El diseño en cuestión se inspiraba en las faldas que acostumbraba a llevar —a finales del siglo XIX y principios del XX— la bisabuela del novio, la reina Maud y aunque su silueta era acampanada, más cercana a una línea A que a una de estilo catedral, lo cierto es que se intuía el clasicismo. No obstante, diseñador y futura princesa quisieron dejar a un lado lo pomposo y lo excesivamente elaborado, para dar paso a los cortes limpios, con escote cuadrado, corpiño con diferentes pliegues y mangas largas.
Era una apuesta por un diseño con movimiento, algo poco habitual en mujeres de la realeza, que contaba con una falda de aspecto vaporoso, compuesta por crepé de seda gruesa, envuelto en tul de seda y sin apenas cola (escasos dos metros, nada comparado con las grandes longitudes de otras prometidas de la época). Quizá pensando en la discreción, Mette-Marit había logrado todo lo contrario, una prenda que ha pasado a la posteridad por ser una lección silenciosa de estilo, desde el enfoque más minimalista.
De la guirnalda floral a la tiara que le regalaron sus suegros
El detalle con mayor recorrido del estilismo fue el velo, una pieza de seis metros de largo, realizada en seda y sin estridencias, que no pudo llevar hacia delante, es decir, que nunca llegó a cubrir su rostro, pero que posó sobre un recogido bajo con volumen y raya al lateral, su seña de identidad. Como joyas, escogió un sencillo colgante de oro blanco con un diamante, unos pendientes de botón (ambas piezas que desveló previamente en el anuncio de su compromiso, pues también las escogió para ese momento) y una tiara con historia, regalo de sus suegros. Se trataba de una diadema de 1910, compuesta por 23 margaritas de diamantes.
A ello se sumaron las alianzas que elaboró la joyería noruega Ester Helén Slagsvold, como regalo de la Asociación Noruega de Orfebres y el anillo de compromiso que Harald de Noruega le dio en su pedida, un solitario en oro amarillo engastado con diamantes y rubíes que es una pieza emblemática en la familia real. Pasó de generación en generación hasta llegar a las manos del príncipe, puesto que se trata de la misma sortija con la que el rey Olav se declaró en matrimonio a la princesa Marta de Suecia en 1929 y más tarde lo haría su hijo, actual monarca del país.

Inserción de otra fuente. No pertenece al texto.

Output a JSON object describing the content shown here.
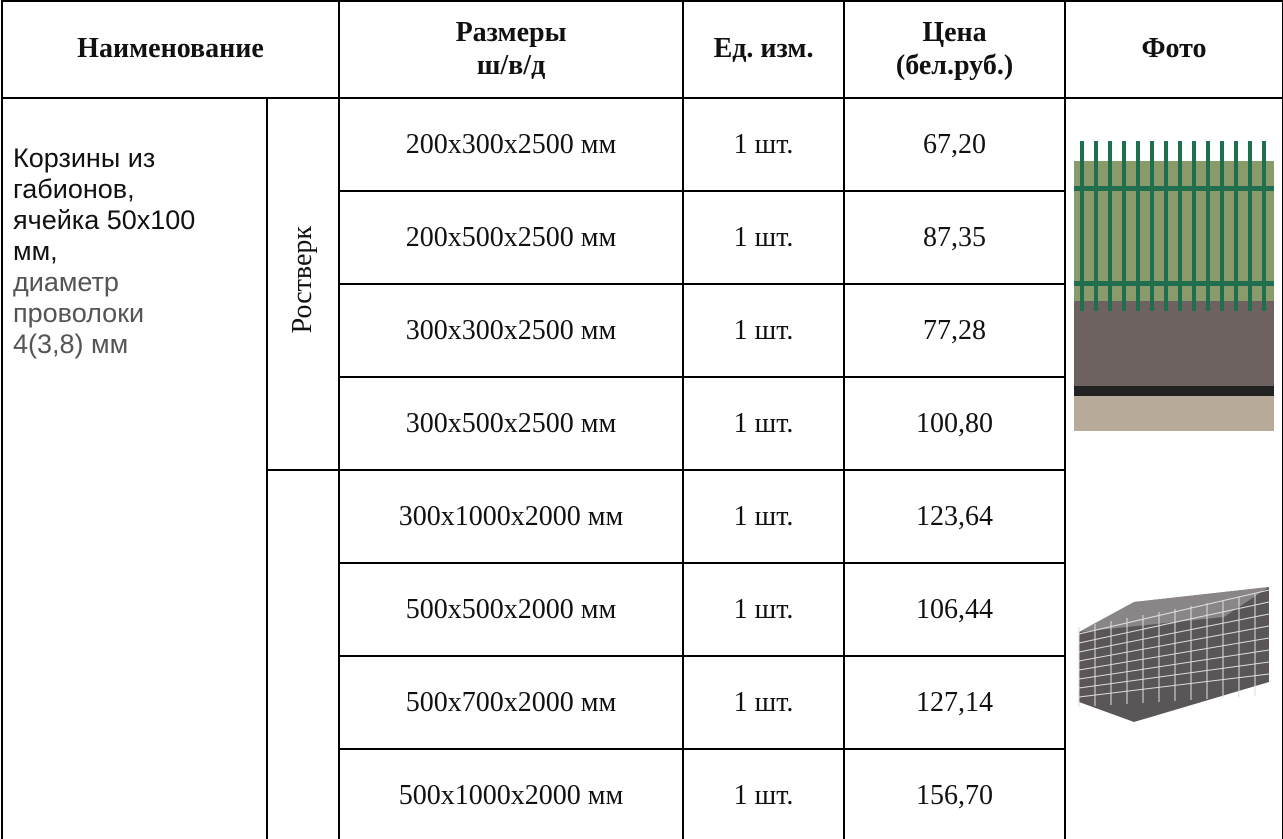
{
  "table": {
    "header": [
      "Наименование",
      "Размеры\nш/в/д",
      "Ед. изм.",
      "Цена\n(бел.руб.)",
      "Фото"
    ],
    "name_main": "Корзины из габионов, ячейка 50х100 мм,",
    "name_detail": "диаметр проволоки 4(3,8) мм",
    "groups": [
      {
        "label": "Ростверк",
        "rows": [
          [
            "200х300х2500 мм",
            "1 шт.",
            "67,20"
          ],
          [
            "200х500х2500 мм",
            "1 шт.",
            "87,35"
          ],
          [
            "300х300х2500 мм",
            "1 шт.",
            "77,28"
          ],
          [
            "300х500х2500 мм",
            "1 шт.",
            "100,80"
          ]
        ]
      },
      {
        "rows": [
          [
            "300х1000х2000 мм",
            "1 шт.",
            "123,64"
          ],
          [
            "500х500х2000 мм",
            "1 шт.",
            "106,44"
          ],
          [
            "500х700х2000 мм",
            "1 шт.",
            "127,14"
          ],
          [
            "500х1000х2000 мм",
            "1 шт.",
            "156,70"
          ]
        ]
      }
    ]
  }
}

El último detalle que completaba el estilismo era un ramo diferente, en realidad se trataba de una guirnalda trenzada que creaba una espectacular cascada. Era fruto del trabajo de la florista Aina Nyberget Kleppe y estaba elaborada con hortensias, rosas de colores rosa y morado y orquídeas phalaenopsis blancas. Una apuesta floral diferente y atrevida para una celebración que pudieron contemplar en directo las grandes casas reales europeas y el pueblo noruego allí congregado, a los que los recién casados saludaron desde el balcón del Palacio Real.